Speaking at a meeting of Gulf Arab foreign ministers and officials in Bahrain on Thursday, the top US diplomat said Washington was seeking an enduring peace with long-time foe Iran that would not undermine the security and prosperity of its allies in the region.
Rubio’s three-day tour of the Gulf is the first high-level diplomatic mission since the US and Iran agreed a Memorandum of Understanding to extend their ceasefire and to hold talks on a permanent end to the more than 100-day war, which started on February 28 with US-Israeli strikes on Iran.
He acknowledged the delicacy of his mission as he seeks to win over Gulf Arab leaders wary that excessive concessions could strengthen Tehran and reshape the region’s security balance and oil flows.
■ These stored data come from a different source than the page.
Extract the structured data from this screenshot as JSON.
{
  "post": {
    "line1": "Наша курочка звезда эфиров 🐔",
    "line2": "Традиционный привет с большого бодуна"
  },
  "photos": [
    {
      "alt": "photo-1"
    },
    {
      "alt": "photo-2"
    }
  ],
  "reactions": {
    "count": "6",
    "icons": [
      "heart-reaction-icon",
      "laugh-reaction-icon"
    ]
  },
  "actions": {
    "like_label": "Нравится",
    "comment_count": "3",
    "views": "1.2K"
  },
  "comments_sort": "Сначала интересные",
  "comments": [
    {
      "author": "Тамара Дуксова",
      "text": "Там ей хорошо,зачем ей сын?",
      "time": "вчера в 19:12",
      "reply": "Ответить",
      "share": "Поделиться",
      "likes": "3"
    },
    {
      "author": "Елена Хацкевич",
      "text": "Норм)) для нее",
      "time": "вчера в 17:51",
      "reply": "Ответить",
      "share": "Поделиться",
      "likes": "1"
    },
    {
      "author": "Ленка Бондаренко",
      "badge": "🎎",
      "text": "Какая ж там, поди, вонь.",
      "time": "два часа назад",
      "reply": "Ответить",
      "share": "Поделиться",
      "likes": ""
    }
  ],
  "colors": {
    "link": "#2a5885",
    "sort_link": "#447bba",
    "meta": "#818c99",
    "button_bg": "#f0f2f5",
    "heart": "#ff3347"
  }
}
In Manama, he told leaders from Bahrain that the US wants to ensure agreement with Iran takes into account the “interest of allies”.
He added: “We are open for peace that is enduring and real and doesn’t undermine security and prosperity for the US or its allies”.
At his previous stops in the United Arab Emirates and Kuwait, Rubio sought to assure officials that the proposed deal was not overly favourable to Iran, which attacked several Gulf states during the war.
“We’re not going to do anything that undermines the security of our allies, our longstanding allies in the region,” he told reporters in Kuwait.
The draft US-Iran agreement includes no limits on Iran’s ballistic missiles, a proposed $300bn reconstruction fund and provisions that could expand Tehran’s regional influence and control over critical oil shipping lanes.
Rubio has said he would not be asking regional allies to contribute to any reconstruction fund during the trip, even as the MoU with Iran suggests that countries in the region would at least be partially responsible for footing the bill.
Rubio arrived in the region this week, with the unenviable task of convincing Gulf states that Washington’s security commitments remain intact. Yet for many in the Gulf, the question is no longer whether Washington remains committed to their security, but whether the emerging agreement with Iran leaves them better or worse off than they were before the war.
“From the Arab Gulf states’ perspective, the Iran war is a disastrous turning point for the regional security order,” said Hasan Alhasan, senior fellow at the International Institute for Strategic Studies (IISS), who sees the agreement as part of a broader US retrenchment from the region.
“US disengagement from the Gulf and the flow of financial and economic resources to Iran are likely to embolden Tehran further,” Alhasan said.
“Nonetheless, the Arab Gulf states have facilitated and supported the Iran-US ceasefire deal. For them, a bad deal is still preferable to war,” he told CNN.